BIMTEK PENGELOLAN OPT PADA TANAMAN JERUK GUNUANG OMEH, BUPATI SAFARUDDIN - FOKUS PADA PENINGKATAN PRODUKSI 1300 HA JERUK


Post by : Bagian Protokoler dan Komunkasi Pimpinan, 15 Agustus 202209:07:50
45 dibaca

File foto tidak ditemukan !!!

Bersamaan dengan moment penyambutan kedatangan Wakil Menteri Pertanian Republik Indonesia Harvick Hasnul Qolbi, Bupati Limapuluh kota Safaruddin Dt. Bagindo Rajo menghadiri Bimbingan Teknis Pengelolan OPT Pada Tanaman Jeruk Direktorat Perlindungan Hortikultura Kecamatan Gunuang omeh Kabupaten Limapuluh Kota, Sabtu 13 Agustus 2022.
Tampak hadir dalam kegiatan tersebut Direktorat Jenderal Hortikultura, Kapolres 50 Kota, Wakapolres Payakumbuh, Dandim 50 Kota, Perwakilan dari beberap OPD, Camat, Niniak Mamak, Tokoh Masyarakat, dan kelompok tani Kecamatan Gunuang Omeh.
Mengawali sambutannya, Bupati Limapuluh Kota mengucapkan selamat datang kepada Wakil Menteri Pertanian Republik Indonesia. Beliau menyampaikan bahwa kunjungan ini sangat bermanfaat dan penting bagi warga masyarakat Gunuang Omeh tentunya.
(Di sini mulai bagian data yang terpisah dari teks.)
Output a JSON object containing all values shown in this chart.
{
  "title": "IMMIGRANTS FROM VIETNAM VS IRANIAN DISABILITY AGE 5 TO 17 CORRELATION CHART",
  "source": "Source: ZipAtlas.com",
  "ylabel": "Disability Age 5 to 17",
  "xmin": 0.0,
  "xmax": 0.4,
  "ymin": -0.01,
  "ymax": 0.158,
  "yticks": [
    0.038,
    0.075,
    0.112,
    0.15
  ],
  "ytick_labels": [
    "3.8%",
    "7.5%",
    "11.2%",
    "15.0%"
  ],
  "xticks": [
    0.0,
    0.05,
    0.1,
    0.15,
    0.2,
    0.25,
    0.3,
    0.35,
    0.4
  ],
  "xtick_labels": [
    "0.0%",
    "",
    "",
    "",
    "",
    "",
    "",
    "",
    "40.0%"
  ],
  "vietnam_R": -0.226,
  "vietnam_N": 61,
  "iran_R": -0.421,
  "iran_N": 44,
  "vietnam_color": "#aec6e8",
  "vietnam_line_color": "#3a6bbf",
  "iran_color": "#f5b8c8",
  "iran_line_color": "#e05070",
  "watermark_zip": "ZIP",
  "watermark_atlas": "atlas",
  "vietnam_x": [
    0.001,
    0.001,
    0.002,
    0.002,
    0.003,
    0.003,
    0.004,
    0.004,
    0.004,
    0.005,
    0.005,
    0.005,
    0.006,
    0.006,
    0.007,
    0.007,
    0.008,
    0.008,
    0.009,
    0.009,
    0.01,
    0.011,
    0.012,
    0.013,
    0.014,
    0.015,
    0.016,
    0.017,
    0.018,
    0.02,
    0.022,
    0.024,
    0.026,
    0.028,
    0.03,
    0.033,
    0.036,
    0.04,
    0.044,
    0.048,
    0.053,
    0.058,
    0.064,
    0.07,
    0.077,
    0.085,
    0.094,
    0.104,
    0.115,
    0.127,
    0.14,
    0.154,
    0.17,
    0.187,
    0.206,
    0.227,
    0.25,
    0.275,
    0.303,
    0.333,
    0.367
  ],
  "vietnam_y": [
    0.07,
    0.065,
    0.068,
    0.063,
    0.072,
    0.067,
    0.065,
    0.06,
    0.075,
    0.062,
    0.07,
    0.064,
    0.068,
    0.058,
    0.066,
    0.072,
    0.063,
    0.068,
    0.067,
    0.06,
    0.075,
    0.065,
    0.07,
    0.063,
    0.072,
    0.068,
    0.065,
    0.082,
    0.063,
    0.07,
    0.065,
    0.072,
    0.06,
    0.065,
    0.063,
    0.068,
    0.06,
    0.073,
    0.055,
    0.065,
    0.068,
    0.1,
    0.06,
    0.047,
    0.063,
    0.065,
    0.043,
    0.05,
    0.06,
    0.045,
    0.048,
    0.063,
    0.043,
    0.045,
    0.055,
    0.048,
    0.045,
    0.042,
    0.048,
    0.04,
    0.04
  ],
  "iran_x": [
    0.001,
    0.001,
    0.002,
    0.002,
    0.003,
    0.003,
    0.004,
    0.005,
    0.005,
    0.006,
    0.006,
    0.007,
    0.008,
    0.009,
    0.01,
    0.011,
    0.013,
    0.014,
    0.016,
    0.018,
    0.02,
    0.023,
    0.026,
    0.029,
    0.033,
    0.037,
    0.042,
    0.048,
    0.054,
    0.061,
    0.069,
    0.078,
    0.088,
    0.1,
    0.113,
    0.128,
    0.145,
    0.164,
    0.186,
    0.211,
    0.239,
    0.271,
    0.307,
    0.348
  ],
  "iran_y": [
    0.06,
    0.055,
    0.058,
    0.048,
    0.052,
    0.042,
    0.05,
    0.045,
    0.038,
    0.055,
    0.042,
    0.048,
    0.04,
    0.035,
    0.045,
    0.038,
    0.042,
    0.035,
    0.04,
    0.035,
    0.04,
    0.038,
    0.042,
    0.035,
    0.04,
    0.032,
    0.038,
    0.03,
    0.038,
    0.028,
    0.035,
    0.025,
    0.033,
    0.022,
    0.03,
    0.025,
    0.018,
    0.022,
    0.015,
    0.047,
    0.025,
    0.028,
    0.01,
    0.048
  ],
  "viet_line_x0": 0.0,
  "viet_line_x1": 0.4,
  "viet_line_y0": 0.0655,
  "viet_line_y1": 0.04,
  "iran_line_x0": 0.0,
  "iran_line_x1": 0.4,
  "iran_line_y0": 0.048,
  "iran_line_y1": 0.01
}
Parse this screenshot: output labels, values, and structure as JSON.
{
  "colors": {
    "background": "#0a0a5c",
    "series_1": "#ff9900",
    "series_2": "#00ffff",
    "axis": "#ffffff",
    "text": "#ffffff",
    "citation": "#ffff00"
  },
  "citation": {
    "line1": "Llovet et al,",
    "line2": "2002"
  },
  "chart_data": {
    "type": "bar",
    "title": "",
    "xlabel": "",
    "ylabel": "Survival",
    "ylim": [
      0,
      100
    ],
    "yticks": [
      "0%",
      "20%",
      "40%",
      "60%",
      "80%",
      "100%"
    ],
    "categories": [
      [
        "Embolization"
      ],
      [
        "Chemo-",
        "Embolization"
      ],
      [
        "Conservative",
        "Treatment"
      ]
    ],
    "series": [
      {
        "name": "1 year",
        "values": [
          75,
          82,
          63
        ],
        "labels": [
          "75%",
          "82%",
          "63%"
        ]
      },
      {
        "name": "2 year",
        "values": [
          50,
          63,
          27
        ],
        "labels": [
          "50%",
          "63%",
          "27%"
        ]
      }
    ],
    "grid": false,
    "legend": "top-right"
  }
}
Terkait dengan visi daerah Limapuluh Kota yakni “terwujudnya lima puluh kota yang madani, beradat dan berbudaya dalam kerangka adat basandi syarak, sayarak basandi kitabullah”.
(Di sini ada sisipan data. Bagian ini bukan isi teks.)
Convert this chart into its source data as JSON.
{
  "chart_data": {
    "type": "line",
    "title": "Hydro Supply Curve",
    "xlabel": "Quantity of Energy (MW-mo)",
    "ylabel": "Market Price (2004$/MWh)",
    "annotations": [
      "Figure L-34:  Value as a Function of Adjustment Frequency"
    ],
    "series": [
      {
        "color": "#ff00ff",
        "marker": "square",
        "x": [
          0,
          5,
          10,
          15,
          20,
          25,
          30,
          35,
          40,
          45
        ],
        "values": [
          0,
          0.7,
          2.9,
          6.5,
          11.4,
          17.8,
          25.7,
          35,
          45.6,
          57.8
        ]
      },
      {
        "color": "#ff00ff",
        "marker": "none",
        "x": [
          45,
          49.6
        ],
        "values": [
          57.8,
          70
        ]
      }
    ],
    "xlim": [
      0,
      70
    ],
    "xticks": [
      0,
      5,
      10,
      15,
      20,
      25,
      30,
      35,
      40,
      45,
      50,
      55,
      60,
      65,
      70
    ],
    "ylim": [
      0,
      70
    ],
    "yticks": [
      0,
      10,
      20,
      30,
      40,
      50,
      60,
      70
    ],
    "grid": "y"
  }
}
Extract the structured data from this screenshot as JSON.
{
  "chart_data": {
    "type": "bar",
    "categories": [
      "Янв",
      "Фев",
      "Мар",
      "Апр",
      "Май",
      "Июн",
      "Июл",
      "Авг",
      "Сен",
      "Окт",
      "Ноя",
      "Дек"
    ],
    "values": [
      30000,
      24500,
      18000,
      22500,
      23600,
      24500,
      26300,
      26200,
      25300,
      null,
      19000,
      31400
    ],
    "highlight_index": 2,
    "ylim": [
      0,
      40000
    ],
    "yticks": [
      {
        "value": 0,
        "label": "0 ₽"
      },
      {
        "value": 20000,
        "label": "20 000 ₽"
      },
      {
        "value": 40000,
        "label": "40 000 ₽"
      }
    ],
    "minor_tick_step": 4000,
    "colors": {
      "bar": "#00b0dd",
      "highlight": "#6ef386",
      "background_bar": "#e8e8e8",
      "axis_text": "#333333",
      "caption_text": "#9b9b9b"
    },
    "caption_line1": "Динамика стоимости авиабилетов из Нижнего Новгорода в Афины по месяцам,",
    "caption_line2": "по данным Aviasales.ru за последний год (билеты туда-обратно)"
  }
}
Dimana salah satu misi untuk mencapai visi tersebut adalah meningkatkan perekonomian melalui potensi hasil pertanian dan peternakan .
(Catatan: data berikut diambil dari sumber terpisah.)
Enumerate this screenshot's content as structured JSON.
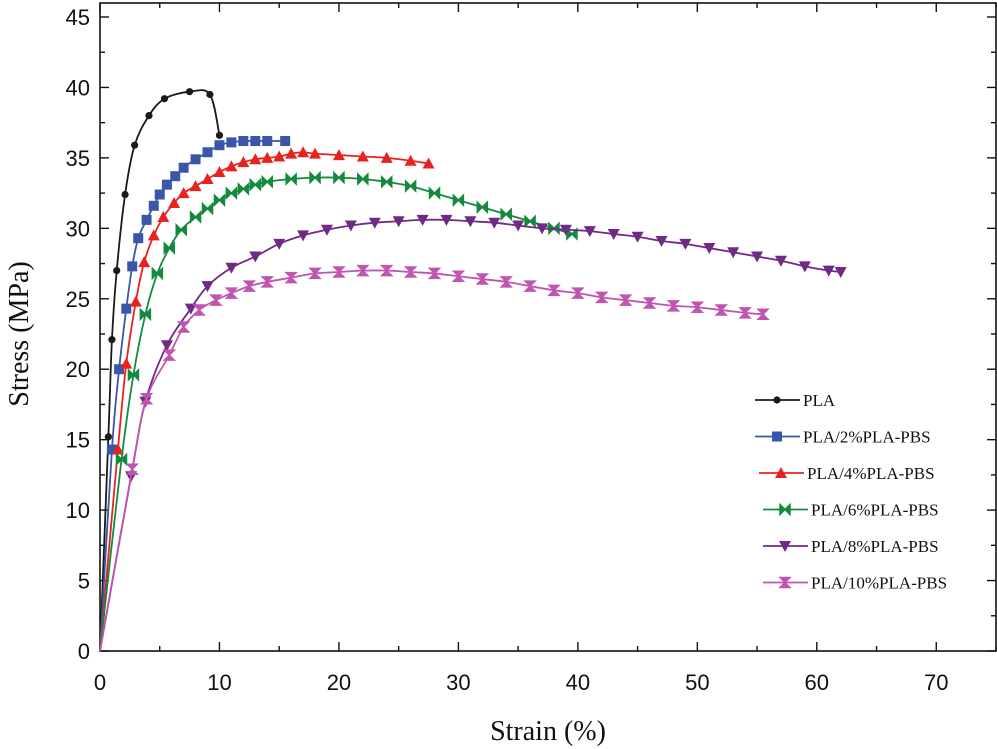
{
  "chart_data": {
    "type": "line",
    "title": "",
    "xlabel": "Strain (%)",
    "ylabel": "Stress (MPa)",
    "xlim": [
      0,
      75
    ],
    "ylim": [
      0,
      45
    ],
    "xticks": [
      0,
      10,
      20,
      30,
      40,
      50,
      60,
      70
    ],
    "yticks": [
      0,
      5,
      10,
      15,
      20,
      25,
      30,
      35,
      40,
      45
    ],
    "grid": false,
    "legend_position": "bottom-right",
    "series": [
      {
        "name": "PLA",
        "color": "#1a1a1a",
        "marker": "circle",
        "x": [
          0,
          0.7,
          1.0,
          1.4,
          2.1,
          2.9,
          4.1,
          5.4,
          7.5,
          9.2,
          10.0
        ],
        "y": [
          0,
          15.2,
          22.1,
          27.0,
          32.4,
          35.9,
          38.0,
          39.2,
          39.7,
          39.5,
          36.6
        ]
      },
      {
        "name": "PLA/2%PLA-PBS",
        "color": "#3a56a8",
        "marker": "square",
        "x": [
          0,
          1.0,
          1.6,
          2.2,
          2.7,
          3.2,
          3.9,
          4.5,
          5.0,
          5.6,
          6.3,
          7,
          8,
          9,
          10,
          11,
          12,
          13,
          14,
          15.5
        ],
        "y": [
          0,
          14.3,
          20.0,
          24.3,
          27.3,
          29.3,
          30.6,
          31.6,
          32.4,
          33.1,
          33.7,
          34.3,
          34.9,
          35.4,
          35.9,
          36.1,
          36.2,
          36.2,
          36.2,
          36.2
        ]
      },
      {
        "name": "PLA/4%PLA-PBS",
        "color": "#e8231f",
        "marker": "triangle-up",
        "x": [
          0,
          1.5,
          2.2,
          3.0,
          3.7,
          4.5,
          5.3,
          6.2,
          7,
          8,
          9,
          10,
          11,
          12,
          13,
          14,
          15,
          16,
          17,
          18,
          20,
          22,
          24,
          26,
          27.5
        ],
        "y": [
          0,
          14.3,
          20.4,
          24.8,
          27.6,
          29.5,
          30.8,
          31.8,
          32.5,
          33.0,
          33.5,
          34.0,
          34.4,
          34.7,
          34.9,
          35.0,
          35.1,
          35.3,
          35.4,
          35.3,
          35.2,
          35.1,
          35.0,
          34.8,
          34.6
        ]
      },
      {
        "name": "PLA/6%PLA-PBS",
        "color": "#138a3e",
        "marker": "bowtie",
        "x": [
          0,
          1.8,
          2.8,
          3.8,
          4.8,
          5.8,
          6.8,
          8,
          9,
          10,
          11,
          12,
          13,
          14,
          16,
          18,
          20,
          22,
          24,
          26,
          28,
          30,
          32,
          34,
          36,
          38,
          39.5
        ],
        "y": [
          0,
          13.6,
          19.6,
          23.9,
          26.8,
          28.6,
          29.9,
          30.8,
          31.4,
          32.0,
          32.5,
          32.8,
          33.1,
          33.3,
          33.5,
          33.6,
          33.6,
          33.5,
          33.3,
          33.0,
          32.5,
          32.0,
          31.5,
          31.0,
          30.5,
          30.0,
          29.6
        ]
      },
      {
        "name": "PLA/8%PLA-PBS",
        "color": "#6e2a84",
        "marker": "triangle-down",
        "x": [
          0,
          2.6,
          3.8,
          5.6,
          7.6,
          9,
          11,
          13,
          15,
          17,
          19,
          21,
          23,
          25,
          27,
          29,
          31,
          33,
          35,
          37,
          39,
          41,
          43,
          45,
          47,
          49,
          51,
          53,
          55,
          57,
          59,
          61,
          62
        ],
        "y": [
          0,
          12.4,
          17.7,
          21.7,
          24.3,
          25.9,
          27.2,
          28.0,
          28.9,
          29.5,
          29.9,
          30.2,
          30.4,
          30.5,
          30.6,
          30.6,
          30.5,
          30.4,
          30.2,
          30.0,
          29.9,
          29.8,
          29.6,
          29.4,
          29.1,
          28.9,
          28.6,
          28.3,
          28.0,
          27.7,
          27.3,
          27.0,
          26.9
        ]
      },
      {
        "name": "PLA/10%PLA-PBS",
        "color": "#c055b0",
        "marker": "hourglass",
        "x": [
          0,
          2.7,
          3.9,
          5.8,
          7,
          8.3,
          9.7,
          11,
          12.5,
          14,
          16,
          18,
          20,
          22,
          24,
          26,
          28,
          30,
          32,
          34,
          36,
          38,
          40,
          42,
          44,
          46,
          48,
          50,
          52,
          54,
          55.5
        ],
        "y": [
          0,
          12.9,
          17.9,
          21.0,
          23.0,
          24.2,
          24.9,
          25.4,
          25.9,
          26.2,
          26.5,
          26.8,
          26.9,
          27.0,
          27.0,
          26.9,
          26.8,
          26.6,
          26.4,
          26.2,
          25.9,
          25.6,
          25.4,
          25.1,
          24.9,
          24.7,
          24.5,
          24.4,
          24.2,
          24.0,
          23.9
        ]
      }
    ]
  }
}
“Sungguh besar peluang peningkatan perekonomian di Limapuluh Kota , terkhususnya melalui hasil tani Jagung. Hal ini didukung karena semakin berkembangnya teknologi pengolahan jagung. Salah satu program unggulan kita adalah penanaman pada 20.000 hektar lahan jagung. Kenapa Jagung ? Karena saat ini ada sekitar 200.000 ton kebutuhan jagung, smentara itu produksi jagung baru mencapai sekitar 37.000 dari para petani, berarti masih ada kekurangan produksi sekitar 163.000 ton lagi. Karena tidak hanya untuk kebutuhan pangan, jagung ini juga sangat dibutuhkan oleh pelaku usaha peternakan yaitu ungags.” Tutur beliau

Selain itu, orang nomor satu di Kabupaten Limapuluh Kota itu juga menyinggung soal potensi unggul dan sudah sangat ternama dari Kecamatan Gunuang Omeh , yakni produksi tanaman jeruk nya yang sungguh ranum dan manis. 
“Kelompok Tani kecamatan Gunuang Omeh sudah sedari lama menanam jagung dan menjadikannya sebagai hasil utama pertanian mereka. Pada mulanya ketua kelompok ini mengawali penanaman dan pemeliharaan jeruk disini secara otodidak hingga akhirnya bisa berkembang seperti sekarang inin. Ini patut di apresiasi dan mendapat perhatian di tingkat nasional. Ada sekiar 1300 hektar lahan tanaman jeruk Gunuang Omeh yang sudah terdaftar di kelompok tani, dan masih ada lainnya yang belum terdaftar. Ini bukti begitu besarnya potensi produksi jeruk di daerah ini.” ujar Safaruddin menambahkan.
Bupati Limapuluh Kota menyampaikan bahwa saat ini yang menjadi kendala dan momok setiap kelompok tani adaalh merebaknya hama lalat buah. Untuk itu besar harapan beliau bahwa akan diadakan nantinya pelatihan khusus untuk membasmi lalat buah kepada seluruh kelompok tani yang ada.
“Untuk memaksimalkan produksi Jeruk ini, tidak cukup hanya berasal dari dukungan Pemerintah Kabupaten Limapuluh Kota, tetaapi juga dari Menteri Pertanian baik itu dukungan berupa alat pertanian, maupun juga penyuluhan mengenai pembasmian hama lalat buah. Sehingga produksi bisa terus meningkat. Harapannya nanti hasil pertanian ini tidak sebatas dalam betuk buah jeruk saja. Tetapi juga bahan olahan jeruk lainnya, seperti produksi selai jeruk yang sangat berguna untuk kebutuhan rumah tangga masyarakat sekitar “, tutur Bupati Limapuluh Kota menutup sambutannya.